Nilpotent ring

1. Jan 20, 2010

tom.young84

I have this question and its a combination of the binomial theorem and nilpotent elements within a ring.

Suppose the following, am=bn=0. Is it necessarily true that (a+b)m+n is nilpotent.

For this question I did the following:

$$\sum$$i=0m+n$$\binom{m+n}{i}$$am+n-ibi

If i=m, then a=0. Additionally, if i>m a=0.

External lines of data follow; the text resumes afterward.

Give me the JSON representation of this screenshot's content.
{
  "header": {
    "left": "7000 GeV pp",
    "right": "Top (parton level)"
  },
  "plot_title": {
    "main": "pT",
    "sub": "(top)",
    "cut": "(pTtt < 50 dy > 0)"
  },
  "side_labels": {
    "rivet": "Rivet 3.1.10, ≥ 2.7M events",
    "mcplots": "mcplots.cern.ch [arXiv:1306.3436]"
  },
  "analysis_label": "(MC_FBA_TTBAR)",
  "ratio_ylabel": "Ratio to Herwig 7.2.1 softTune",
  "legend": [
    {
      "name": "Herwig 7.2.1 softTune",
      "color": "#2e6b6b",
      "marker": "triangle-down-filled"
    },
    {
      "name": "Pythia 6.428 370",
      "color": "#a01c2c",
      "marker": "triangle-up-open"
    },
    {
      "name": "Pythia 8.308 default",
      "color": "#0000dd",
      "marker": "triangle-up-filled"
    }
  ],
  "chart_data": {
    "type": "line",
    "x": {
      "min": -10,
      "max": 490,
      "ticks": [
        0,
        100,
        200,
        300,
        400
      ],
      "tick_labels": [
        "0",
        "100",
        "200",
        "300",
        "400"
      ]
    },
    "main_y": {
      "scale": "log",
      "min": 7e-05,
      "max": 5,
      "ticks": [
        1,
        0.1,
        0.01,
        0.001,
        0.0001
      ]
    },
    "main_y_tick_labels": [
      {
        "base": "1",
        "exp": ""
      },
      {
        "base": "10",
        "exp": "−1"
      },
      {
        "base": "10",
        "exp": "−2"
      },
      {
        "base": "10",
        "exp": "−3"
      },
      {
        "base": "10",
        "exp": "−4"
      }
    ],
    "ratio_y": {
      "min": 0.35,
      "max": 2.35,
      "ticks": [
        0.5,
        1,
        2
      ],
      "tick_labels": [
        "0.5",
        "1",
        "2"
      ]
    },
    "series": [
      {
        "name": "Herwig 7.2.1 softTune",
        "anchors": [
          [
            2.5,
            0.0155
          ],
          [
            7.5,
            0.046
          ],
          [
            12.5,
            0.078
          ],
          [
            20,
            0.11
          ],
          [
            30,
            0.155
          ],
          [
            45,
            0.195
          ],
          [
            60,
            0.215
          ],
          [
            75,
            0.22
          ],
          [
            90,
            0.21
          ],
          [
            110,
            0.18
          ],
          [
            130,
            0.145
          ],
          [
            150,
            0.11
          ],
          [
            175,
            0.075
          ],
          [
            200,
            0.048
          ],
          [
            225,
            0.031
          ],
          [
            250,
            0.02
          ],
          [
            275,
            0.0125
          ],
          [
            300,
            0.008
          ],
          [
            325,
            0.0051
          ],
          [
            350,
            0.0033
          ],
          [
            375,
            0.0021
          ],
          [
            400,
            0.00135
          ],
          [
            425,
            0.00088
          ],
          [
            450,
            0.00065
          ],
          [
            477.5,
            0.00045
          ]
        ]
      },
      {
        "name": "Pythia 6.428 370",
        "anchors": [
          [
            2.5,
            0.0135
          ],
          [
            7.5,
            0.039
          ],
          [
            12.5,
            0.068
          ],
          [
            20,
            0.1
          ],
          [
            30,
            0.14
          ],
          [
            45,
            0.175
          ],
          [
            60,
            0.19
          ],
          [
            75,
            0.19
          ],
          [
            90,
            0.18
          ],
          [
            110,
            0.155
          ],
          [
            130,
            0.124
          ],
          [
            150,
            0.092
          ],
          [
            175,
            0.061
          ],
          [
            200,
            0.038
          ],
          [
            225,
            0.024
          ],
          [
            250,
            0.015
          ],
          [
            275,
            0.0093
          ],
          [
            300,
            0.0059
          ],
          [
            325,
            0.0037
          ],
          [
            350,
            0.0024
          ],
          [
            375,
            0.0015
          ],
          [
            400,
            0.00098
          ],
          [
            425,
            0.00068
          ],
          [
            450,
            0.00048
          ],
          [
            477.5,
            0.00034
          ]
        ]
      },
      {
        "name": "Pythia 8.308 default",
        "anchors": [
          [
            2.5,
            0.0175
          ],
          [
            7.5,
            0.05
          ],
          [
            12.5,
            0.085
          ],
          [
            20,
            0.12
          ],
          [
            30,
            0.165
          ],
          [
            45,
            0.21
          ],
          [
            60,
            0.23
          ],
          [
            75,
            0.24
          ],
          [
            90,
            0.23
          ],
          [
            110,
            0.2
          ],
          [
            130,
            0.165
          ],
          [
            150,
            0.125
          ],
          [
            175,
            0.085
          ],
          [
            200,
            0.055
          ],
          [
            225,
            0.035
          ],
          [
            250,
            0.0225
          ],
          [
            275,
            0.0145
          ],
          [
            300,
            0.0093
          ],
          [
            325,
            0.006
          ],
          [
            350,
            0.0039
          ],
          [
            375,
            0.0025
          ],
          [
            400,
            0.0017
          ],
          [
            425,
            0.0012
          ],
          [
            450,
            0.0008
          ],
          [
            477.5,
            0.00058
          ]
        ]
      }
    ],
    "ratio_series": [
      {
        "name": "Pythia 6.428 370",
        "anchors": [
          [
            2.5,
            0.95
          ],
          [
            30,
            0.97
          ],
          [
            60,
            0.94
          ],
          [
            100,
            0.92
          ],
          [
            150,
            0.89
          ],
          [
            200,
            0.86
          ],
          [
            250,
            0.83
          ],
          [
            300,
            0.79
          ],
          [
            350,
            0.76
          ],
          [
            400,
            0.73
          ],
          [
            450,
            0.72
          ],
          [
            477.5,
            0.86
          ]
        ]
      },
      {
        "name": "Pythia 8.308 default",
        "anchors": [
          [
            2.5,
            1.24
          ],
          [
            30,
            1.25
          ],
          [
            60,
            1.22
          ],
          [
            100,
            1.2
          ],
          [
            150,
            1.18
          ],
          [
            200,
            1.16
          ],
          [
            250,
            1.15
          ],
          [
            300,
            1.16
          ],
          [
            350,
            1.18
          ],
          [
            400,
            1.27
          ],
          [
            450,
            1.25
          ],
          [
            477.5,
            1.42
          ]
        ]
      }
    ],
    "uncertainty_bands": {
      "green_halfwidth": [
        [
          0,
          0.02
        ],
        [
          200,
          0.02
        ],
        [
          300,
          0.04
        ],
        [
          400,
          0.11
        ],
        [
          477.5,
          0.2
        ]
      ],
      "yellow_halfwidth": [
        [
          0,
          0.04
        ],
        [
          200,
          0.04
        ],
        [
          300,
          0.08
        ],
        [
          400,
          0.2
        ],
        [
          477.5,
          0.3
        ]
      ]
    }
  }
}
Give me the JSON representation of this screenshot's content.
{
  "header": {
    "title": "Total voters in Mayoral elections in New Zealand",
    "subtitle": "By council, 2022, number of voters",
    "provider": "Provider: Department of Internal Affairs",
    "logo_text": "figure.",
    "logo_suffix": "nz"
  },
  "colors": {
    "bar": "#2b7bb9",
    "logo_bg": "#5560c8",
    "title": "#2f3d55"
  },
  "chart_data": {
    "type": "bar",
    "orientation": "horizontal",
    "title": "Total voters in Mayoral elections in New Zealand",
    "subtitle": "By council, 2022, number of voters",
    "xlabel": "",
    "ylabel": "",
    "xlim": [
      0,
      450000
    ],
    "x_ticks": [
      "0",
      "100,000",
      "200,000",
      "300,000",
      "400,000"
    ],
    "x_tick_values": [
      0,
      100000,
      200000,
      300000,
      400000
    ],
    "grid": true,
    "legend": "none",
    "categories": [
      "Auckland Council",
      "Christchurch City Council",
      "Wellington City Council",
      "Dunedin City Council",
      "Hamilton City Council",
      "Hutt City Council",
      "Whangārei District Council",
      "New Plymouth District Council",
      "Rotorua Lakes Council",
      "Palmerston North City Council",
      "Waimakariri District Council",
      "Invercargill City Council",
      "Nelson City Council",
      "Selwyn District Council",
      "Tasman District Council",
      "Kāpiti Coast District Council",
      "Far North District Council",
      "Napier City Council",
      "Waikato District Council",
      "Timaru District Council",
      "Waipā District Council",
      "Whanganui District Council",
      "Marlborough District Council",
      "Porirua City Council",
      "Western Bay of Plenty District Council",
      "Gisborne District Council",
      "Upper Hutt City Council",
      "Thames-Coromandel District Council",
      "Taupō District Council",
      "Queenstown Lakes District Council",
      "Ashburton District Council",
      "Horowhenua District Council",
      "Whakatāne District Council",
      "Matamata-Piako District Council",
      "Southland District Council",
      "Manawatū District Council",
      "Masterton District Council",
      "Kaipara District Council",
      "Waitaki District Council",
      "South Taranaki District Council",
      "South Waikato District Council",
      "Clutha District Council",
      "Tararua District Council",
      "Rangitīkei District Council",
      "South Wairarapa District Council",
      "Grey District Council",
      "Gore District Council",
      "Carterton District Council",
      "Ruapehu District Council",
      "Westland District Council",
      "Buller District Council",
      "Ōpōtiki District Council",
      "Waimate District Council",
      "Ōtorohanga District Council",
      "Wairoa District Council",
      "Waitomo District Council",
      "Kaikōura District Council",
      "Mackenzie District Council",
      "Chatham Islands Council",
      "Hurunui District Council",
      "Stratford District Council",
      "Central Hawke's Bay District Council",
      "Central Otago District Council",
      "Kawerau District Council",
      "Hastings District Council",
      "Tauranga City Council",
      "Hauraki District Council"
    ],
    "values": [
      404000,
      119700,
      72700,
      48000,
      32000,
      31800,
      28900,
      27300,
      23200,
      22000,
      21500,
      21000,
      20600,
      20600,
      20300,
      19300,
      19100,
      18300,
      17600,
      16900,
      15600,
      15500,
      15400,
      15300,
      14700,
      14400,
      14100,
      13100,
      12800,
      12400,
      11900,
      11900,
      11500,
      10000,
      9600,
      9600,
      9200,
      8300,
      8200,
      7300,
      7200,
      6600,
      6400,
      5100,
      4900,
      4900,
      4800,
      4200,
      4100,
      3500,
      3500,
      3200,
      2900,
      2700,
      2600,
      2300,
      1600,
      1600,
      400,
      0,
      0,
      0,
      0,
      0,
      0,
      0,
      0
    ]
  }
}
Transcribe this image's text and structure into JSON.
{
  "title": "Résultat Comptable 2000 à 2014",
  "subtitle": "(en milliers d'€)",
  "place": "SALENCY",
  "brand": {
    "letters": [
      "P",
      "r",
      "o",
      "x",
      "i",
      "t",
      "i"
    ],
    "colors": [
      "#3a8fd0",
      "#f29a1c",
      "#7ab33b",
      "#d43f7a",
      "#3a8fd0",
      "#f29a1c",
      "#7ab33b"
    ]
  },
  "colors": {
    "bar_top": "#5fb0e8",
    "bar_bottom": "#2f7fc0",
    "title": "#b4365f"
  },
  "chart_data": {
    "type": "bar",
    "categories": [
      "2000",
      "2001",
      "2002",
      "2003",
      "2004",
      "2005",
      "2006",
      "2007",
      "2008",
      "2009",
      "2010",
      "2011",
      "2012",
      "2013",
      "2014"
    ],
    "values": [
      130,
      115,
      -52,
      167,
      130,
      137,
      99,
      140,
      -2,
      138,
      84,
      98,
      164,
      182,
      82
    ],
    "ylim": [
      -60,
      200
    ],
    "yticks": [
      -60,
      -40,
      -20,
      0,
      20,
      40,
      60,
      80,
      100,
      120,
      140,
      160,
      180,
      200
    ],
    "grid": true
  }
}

That's actually as far as I've gotten.

Last edited: Jan 20, 2010
2. Jan 20, 2010

Dick

I think you are actually asking whether (a+b)^(m+n)=0. Is that right? If a^m=0, then a^(m+1)=0, a^(m+2)=0 etc etc. Similar for b. All of the terms in your binomial expansion have the general form i*a^k*b^l where (k+l)=(m+n). Is it possible k<m AND l<n?

3. Jan 21, 2010

tom.young84

So I was working on this today during a lecture.

(a+b)m+n

Now we go to some arbitrary term in the middle:

am+n-ibi

From here we can notice the following things:
i>n and i=n
If this is true, then we know that b=0 and the whole thing equals zero.
i<n
If this is true, then we know that a=0 from the following:
If i<n then we know i$$\leq$$n-1. Then with i subbed in, m+n-(n-1) which equals m+1.

This means that, by substitution, m+1. That makes a=0.

Done?

4. Jan 21, 2010

Dick

That's more than a little confusing. I mean, you aren't proving a=0 or b=0, you are proving powers of a and b are zero, right? But yes, I think you've got the right idea. You could just state it a lot more clearly.